Bangkitan dapat juga merupakan gangguan mental maupun fisik. Bangkitan
tersebut dapat juga disebabkan karena gangguan motorik yang disebut konvulsi
(Davis,2004).
Istilah kejang non epilepsi (non epileptic seizure) digunakan untuk menjelaskan
suatu bangkitan yang menyerupai epilepsi tetapi mempunyai penyebab yang
berbeda. Berbeda dengan bangkitan epilepsi, kejang non epilepsi tidak disebabkan
oleh adanya perubahan pada aktivitas otak (Selkirk et al., 2008.).
Bangkitan fisiologik
o Bangkitan fisiologik dapat disebabkan oleh berbagai kondisi,
misalnya terjadinya perubahan secara mendadak suplai aliran
darah, glukosa maupun oksigen ke otak.

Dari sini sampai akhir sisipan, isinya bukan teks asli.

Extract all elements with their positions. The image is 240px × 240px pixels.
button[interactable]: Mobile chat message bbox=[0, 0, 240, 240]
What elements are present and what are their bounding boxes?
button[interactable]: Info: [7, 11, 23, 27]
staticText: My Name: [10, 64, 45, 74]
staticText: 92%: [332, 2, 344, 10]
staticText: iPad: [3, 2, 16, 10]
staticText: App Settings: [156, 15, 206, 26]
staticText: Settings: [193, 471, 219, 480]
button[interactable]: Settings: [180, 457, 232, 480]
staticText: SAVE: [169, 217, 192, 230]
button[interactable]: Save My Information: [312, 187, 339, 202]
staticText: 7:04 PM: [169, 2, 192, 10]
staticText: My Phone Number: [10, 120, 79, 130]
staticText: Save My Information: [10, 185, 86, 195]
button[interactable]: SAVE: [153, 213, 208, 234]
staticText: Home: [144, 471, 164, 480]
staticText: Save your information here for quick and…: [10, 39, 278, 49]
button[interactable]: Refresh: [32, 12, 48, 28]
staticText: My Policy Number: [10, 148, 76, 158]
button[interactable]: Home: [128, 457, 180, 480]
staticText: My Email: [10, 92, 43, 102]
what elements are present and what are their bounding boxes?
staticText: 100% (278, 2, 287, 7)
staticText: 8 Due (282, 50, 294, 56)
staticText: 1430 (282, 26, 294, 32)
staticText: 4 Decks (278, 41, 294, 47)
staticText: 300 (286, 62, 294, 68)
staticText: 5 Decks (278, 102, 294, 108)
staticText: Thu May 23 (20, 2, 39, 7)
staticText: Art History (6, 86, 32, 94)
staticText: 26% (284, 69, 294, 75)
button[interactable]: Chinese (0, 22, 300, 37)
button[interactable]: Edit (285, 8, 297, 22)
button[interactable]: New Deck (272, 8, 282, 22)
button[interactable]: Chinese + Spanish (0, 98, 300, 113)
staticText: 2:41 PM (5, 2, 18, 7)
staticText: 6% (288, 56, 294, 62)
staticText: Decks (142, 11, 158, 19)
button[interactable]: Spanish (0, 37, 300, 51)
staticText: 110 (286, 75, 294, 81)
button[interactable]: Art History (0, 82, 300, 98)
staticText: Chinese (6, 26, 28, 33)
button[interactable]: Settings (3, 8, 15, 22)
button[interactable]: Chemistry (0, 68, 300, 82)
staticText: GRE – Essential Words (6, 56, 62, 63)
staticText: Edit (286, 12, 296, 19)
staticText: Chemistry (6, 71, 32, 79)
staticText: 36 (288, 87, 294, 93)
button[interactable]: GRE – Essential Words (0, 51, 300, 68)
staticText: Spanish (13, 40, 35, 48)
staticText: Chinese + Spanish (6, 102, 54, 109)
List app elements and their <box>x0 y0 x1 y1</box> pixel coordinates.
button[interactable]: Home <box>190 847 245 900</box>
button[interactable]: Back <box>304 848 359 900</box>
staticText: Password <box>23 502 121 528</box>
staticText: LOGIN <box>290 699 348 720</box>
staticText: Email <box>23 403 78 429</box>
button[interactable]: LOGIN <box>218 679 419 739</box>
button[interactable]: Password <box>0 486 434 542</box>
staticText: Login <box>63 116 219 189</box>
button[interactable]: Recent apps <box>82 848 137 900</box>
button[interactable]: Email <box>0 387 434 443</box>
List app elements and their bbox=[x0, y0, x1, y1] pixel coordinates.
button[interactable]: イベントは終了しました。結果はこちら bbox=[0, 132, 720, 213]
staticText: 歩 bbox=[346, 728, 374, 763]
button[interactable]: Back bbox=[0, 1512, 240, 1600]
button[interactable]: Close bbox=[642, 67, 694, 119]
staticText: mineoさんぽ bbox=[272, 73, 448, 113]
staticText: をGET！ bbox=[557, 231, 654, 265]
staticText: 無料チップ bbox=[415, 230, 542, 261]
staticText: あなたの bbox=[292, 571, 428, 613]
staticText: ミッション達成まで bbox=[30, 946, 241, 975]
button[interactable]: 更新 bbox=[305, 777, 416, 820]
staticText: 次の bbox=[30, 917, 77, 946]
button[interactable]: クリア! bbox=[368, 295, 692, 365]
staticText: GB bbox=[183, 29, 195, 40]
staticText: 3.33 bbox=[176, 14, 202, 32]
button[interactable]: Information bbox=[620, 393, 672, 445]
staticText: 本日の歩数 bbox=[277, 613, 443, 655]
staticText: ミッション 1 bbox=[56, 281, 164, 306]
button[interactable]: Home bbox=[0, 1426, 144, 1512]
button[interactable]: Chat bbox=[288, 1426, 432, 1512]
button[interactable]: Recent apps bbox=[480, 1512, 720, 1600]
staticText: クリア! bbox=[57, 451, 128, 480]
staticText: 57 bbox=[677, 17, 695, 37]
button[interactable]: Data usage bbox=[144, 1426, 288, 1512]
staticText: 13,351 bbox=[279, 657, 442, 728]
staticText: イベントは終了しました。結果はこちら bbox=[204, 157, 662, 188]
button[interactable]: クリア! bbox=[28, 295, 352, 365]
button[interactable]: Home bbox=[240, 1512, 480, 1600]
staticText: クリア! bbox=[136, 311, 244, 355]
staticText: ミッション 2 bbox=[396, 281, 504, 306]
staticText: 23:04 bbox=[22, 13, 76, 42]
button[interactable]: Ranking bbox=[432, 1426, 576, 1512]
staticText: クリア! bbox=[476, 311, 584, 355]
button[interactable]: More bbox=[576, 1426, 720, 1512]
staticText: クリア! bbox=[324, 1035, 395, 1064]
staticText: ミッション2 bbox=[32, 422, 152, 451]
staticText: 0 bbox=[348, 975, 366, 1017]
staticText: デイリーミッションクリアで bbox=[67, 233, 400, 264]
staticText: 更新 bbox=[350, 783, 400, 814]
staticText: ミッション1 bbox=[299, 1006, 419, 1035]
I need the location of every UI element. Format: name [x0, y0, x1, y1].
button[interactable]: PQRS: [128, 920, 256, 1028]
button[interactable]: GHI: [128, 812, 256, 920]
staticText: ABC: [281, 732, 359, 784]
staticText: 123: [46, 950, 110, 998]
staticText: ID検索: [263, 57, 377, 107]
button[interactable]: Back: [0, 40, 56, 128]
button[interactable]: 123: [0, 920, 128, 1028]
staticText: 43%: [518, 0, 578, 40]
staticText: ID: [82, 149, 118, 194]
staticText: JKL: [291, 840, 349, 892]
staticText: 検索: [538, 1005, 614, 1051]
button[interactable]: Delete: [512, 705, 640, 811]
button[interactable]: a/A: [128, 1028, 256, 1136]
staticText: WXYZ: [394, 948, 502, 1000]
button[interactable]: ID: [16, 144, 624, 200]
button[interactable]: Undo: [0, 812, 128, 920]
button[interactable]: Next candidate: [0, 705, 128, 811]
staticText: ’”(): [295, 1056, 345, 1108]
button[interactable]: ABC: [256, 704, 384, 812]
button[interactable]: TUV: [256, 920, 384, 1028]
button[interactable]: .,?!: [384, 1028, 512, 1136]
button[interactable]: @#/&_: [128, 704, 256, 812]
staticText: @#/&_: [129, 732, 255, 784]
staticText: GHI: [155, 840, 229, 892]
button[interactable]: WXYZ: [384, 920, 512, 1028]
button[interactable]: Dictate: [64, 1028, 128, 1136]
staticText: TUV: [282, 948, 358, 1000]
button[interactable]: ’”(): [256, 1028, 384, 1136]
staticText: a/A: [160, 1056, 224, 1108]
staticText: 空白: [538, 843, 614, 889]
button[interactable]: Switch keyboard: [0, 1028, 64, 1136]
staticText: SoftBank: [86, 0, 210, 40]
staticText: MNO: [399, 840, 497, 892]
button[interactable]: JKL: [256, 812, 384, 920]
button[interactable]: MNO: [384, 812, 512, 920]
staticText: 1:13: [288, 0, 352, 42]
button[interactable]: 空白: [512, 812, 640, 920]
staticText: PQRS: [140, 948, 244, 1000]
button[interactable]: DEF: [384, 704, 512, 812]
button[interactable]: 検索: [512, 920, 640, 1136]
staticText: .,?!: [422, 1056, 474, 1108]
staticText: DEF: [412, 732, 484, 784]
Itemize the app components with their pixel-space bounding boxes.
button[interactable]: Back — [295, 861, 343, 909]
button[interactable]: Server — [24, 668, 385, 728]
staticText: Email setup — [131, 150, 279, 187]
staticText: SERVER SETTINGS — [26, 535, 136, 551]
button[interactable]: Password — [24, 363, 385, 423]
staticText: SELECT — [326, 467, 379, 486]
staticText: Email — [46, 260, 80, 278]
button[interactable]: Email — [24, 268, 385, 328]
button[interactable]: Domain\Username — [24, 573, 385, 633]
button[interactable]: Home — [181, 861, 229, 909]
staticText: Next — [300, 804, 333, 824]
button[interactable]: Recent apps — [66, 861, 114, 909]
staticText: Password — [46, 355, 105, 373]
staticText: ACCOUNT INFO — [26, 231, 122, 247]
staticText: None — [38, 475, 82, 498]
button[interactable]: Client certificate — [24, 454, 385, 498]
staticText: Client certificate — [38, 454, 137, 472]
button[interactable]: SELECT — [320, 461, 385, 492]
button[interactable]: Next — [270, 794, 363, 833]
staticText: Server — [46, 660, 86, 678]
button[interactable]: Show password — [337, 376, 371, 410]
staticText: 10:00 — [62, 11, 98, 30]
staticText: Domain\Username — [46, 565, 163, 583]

Termasuk juga bangkitan
fisiologik adalah adanya perubahan irama jantung, mendadak
terjadi penurunan tekanan darah atau terjadinya hipoglikemia.
Bangkitan psikogenik
o Bangkitan psikogenik dapat disebabkan oleh karena adanya
tekanan psikologis yang berat pada seseorang, misalnya trauma
emosional oleh karena siksaan seksual maupun fisik, perceraian
atau kematian orang yang dicintai.
Jika kejadian kejang non epilepsi penyebabnya adalah fisik maka akan lebih
mudah untuk menegakkan diagnosisnya berdasarkan penyakit yang mendasarinya.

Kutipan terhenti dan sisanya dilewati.